Via Mark Pilgrim I stumbled on an article by Scott Loganbill entitled Google’s Open Source Protocol Buffers Offer Scalability, Speed which contains the following excerpt
The best way to explore Protocol Buffers is to compare it to its alternative. What do Protocol Buffers have that XML doesn’t? As the Google Protocol Buffer blog post mentions, XML isn’t scalable:
"As nice as XML is, it isn’t going to be efficient enough for [Google’s] scale. When all of your machines and network links are running at capacity, XML is an extremely expensive proposition. Not to mention, writing code to work with the DOM tree can sometimes become unwieldy."
We’ve never had to deal with XML in a scale where programming for it would become unwieldy, but we’ll take Google’s word for it.
Perhaps the biggest value-add of Protocol Buffers to the development community is as a method of dealing with scalability before it is necessary. The biggest developing drain of any start-up is success. How do you prepare for the onslaught of visitors companies such as Google or Twitter have experienced? Scaling for numbers takes critical development time, usually at a juncture where you should be introducing much-needed features to stay ahead of competition rather than paralyzing feature development to keep your servers running.
Over time, Google has tackled the problem of communication between platforms with Protocol Buffers and data storage with Big Table. Protocol Buffers is the first open release of the technology making Google tick, although you can utilize Big Table with App Engine.
It is unfortunate that it is now commonplace for people to throw around terms like "scaling" and "scalability" in technical discussions without actually explaining what they mean. Having a Web application that scales means that your application can handle becoming popular or being more popular than it is today in a cost effective manner. Depending on your class of Web application, there are different technologies that have been proven to help Web sites handle significantly higher traffic than they normally would. However there is no silver bullet.
The fact that Google uses MapReduce and BigTable to solve problems in a particular problem space does not mean those technologies work well in others. MapReduce isn't terribly useful if you are building an instant messaging service. Similarly, if you are building an email service you want an infrastructure based on message queuing not BigTable. A binary wire format like Protocol Buffers is a smart idea if your applications bottleneck is network bandwidth or CPU used when serializing/deserializing XML. As part of building their search engine Google has to cache a significant chunk of the World Wide Web and then perform data intensive operations on that data. In Google's scenarios, the network bandwidth utilized when transferring the massive amounts of data they process can actually be the bottleneck. Hence inventing a technology like Protocol Buffers became a necessity. However, that isn't Twitter's problem so a technology like Protocol Buffers isn't going to "help them scale". Twitter's problems have been clearly spelled out by the development team and nowhere is network bandwidth called out as a culprit.

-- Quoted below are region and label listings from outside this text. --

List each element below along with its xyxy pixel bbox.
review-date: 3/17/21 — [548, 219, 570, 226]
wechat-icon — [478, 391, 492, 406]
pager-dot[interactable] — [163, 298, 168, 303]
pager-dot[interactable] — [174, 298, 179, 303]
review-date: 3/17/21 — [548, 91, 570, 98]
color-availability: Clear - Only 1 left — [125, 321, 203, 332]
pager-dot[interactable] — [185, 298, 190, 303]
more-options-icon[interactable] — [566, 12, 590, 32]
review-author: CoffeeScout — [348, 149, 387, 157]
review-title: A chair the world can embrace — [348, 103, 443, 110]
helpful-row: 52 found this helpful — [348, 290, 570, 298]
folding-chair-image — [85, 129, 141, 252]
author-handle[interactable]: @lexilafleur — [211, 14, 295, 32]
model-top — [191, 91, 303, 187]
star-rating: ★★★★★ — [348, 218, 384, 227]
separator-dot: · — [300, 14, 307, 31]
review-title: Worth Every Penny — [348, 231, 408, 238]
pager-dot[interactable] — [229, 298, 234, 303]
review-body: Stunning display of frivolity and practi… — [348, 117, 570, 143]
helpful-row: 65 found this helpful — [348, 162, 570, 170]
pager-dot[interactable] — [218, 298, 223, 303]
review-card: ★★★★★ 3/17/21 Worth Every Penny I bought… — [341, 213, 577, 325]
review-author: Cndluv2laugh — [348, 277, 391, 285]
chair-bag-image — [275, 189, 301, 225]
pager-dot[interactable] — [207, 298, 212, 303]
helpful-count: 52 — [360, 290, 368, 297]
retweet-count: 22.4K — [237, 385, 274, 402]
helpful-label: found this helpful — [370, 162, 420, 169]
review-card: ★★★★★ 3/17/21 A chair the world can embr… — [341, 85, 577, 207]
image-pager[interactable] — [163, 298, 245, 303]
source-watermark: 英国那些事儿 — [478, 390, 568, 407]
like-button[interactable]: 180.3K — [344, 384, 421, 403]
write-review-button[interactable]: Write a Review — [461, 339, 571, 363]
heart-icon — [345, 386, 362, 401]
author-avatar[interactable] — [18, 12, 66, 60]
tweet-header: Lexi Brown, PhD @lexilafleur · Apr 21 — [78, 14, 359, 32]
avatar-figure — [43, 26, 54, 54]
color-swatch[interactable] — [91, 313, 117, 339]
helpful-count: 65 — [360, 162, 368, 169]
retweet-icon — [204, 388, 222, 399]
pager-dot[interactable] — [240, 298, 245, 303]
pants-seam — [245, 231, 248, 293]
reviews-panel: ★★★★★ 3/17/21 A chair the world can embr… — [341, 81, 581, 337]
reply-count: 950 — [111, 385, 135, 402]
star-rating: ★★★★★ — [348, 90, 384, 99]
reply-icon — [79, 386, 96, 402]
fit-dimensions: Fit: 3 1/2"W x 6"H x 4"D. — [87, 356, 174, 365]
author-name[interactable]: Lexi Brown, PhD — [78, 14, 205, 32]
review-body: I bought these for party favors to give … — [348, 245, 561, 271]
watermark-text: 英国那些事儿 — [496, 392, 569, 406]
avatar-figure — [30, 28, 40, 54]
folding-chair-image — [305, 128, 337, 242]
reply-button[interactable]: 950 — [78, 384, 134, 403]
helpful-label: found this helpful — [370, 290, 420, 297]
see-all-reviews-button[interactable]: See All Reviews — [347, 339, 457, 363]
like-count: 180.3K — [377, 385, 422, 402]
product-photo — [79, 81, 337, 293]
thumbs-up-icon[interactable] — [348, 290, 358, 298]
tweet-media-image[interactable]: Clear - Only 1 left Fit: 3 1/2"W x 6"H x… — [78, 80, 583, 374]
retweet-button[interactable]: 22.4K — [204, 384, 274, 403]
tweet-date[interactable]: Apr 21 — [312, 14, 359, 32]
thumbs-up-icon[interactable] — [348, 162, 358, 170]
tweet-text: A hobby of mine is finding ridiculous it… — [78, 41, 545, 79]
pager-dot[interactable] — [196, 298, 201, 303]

Almost every technology that has been loudly proclaimed as unscalable by some pundit on the Web is being used by a massively popular service in some context. Relational databases don't scale? Well, eBay seems to be doing OK. PHP doesn't scale? I believe it scales well enough for Facebook. Microsoft technologies aren't scalable? MySpace begs to differ. And so on…
If someone tells you "technology X doesn't scale" without qualifying that statement, it often means the person either doesn't know what he is talking about or is trying to sell you something. Technologies don't scale, services do. Thinking you can just sprinkle a technology on your service and make it scale is the kind of thinking that led Blaine Cook (former architect at Twitter) to publish a presentation on Scaling Twitter which claimed their scaling problems where solved with their adoption of memcached. That was in 2007. In 2008, let's just say the Fail Whale begs to differ.
If a service doesn't scale it is more likely due to bad design than to technology choice. Remember that.